Infinitely Losing My Edge
Yeah, I'm losing my edge.
I'm losing my edge.
The kids are coming up from behind.
I'm losing my edge.
I'm losing my edge to the kids from Namibia and from Winnipeg.
But I was there.
I was there in 1975.
I was there at the first Throbbing Gristle show in London.
I'm losing my edge.
I'm losing my edge to the kids whose footsteps I hear when they get on the decks.
I'm losing my edge to the internet seekers who can tell me every member of every good group from 1962 to 1979.
I'm losing my edge.
To all the kids in Manila and Lyon.
I'm losing my edge to the art-school Houston kids in little jackets and borrowed nostalgia for the unremembered nineties.
I'm losing my edge.
I'm losing my edge.
I can hear the footsteps every night on the decks.
But I was there.
I was there in 1970 at the first Onyeabor practice in a loft in Enugu.

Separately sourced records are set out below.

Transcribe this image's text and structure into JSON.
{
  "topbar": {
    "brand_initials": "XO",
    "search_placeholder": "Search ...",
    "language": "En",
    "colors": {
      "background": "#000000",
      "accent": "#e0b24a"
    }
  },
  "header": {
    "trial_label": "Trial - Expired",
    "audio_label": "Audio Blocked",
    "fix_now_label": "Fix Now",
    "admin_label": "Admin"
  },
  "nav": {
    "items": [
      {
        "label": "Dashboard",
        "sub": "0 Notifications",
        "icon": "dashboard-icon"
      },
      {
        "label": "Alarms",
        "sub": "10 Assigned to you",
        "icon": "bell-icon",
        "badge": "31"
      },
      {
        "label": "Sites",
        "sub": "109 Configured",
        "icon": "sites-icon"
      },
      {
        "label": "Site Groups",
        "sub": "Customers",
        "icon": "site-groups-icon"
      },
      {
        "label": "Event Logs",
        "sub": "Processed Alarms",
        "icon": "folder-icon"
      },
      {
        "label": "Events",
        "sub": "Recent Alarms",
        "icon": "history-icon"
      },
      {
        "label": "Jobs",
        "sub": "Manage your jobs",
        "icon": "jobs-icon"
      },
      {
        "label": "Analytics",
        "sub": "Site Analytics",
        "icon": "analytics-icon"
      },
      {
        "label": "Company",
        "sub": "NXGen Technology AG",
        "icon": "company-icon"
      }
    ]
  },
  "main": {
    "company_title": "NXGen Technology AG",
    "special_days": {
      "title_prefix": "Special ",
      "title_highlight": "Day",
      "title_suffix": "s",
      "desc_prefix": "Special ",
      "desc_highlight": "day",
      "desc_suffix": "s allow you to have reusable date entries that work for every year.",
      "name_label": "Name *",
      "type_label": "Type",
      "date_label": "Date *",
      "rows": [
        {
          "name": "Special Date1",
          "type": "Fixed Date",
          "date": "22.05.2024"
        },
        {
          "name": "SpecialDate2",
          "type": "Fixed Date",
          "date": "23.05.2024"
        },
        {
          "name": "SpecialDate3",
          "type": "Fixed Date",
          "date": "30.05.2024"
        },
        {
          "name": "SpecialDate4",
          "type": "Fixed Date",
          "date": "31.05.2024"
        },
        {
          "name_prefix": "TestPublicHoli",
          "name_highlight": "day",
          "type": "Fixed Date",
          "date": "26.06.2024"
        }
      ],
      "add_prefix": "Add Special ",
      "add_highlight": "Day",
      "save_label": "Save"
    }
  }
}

I was working on the clarinet sounds with much patience.
I was there when Lou Reed started up his first band.
I told him, "Don't do it that way. You'll never make a dime."
I was there.
I was the first guy playing Gang of Four to the grime kids.
I played it at the Roxy.
Everybody thought I was crazy.
We all know.
I was there.
I was there.
I've never been wrong.
But I'm losing my edge to better-looking people with better ideas and more talent.
And they're actually really, really nice.
I'm losing my edge.
I heard you have a compilation of every good song ever done by anybody.
Every great song by N.O.R.E. Featuring Pharrell. All the underground hits.
All Jerry Gold Smith tracks. I heard you have a vinyl of every Rites of Spring record on German import.
I heard that you have a white label of every seminal grime hit - 1985, '86, '87.
I heard that you have a CD compilation of every good '70s cut and another box set from the '70s.
I hear you're buying an arpeggiator and a harpsichord and are throwing your macbook out the window because you want to make something real. You want to make a Electric Prunes record.
I hear that you and your band have sold your sitar and bought an arpeggiator.
I hear that you and your band have sold your arpeggiator and bought a sitar.
I hear everybody that you know is more relevant than everybody that I know.
But have you seen my records?
Nils Olav,
ABC,
Jeff Lynne,
Sun Ra Arkestra,
Chrome,
Robert Wyatt,
Shuggie Otis,
Ultravox,
Y Pants,
Lucky Dragons,
Inner City,
the Swans,
Second Layer,
It's A Beautiful Day,
Erasure,
Röyhkä ja Rättö ja Lehtisalo,
Rhythim Is Rhythim,
Subhumans,
Barrington Levy,
Jerry Gold Smith,
Robert Hood,
Dark Day,
Kayak,
Orchestral Manoeuvres in the Dark,
CMW,
Sister Nancy,
June of 44,
Barclay James Harvest,
Siouxsie and the Banshees,
Kerrie Biddell,
Roy Ayers Ubiquity,
Scientists,
Eli Mardock,
Eyeless In Gaza,
Danielle Patucci,
Lizzy Mercier Descloux,
Susan Cadogan,
Mary Jane Girls,
Camberwell Now,
Girls At Our Best!,
Main Source,
Flash Fearless,
Bootsy Collins,
Negative Approach,
Red Lorry Yellow Lorry,
Lyres,
Kerri Chandler,
The Electric Prunes,
The Gories,
Desert Stars,
Pierre Henry,
Oblivians,
Sandy B,
The Evens,
Black Flag,
Beasts of Bourbon,
the Fania All-Stars,
Bootsy's Rubber Band,
Marc Romboy vs. Booka Shade,
The Misunderstood,
Country Joe & The Fish,
Sad Lovers and Giants, Sad Lovers and Giants, Sad Lovers and Giants, Sad Lovers and Giants.
You don't know what you really want.
You don't know what you really want.
You don't know what you really want.
You don't know what you really want.
You don't know what you really want.
You don't know what you really want.
You don't know what you really want.
You don't know what you really want.
You don't know what you really want.
You don't know what you really want.
You don't know what you really want.
You don't know what you really want.
You don't know what you really want.
You don't know what you really want.
You don't know what you really want.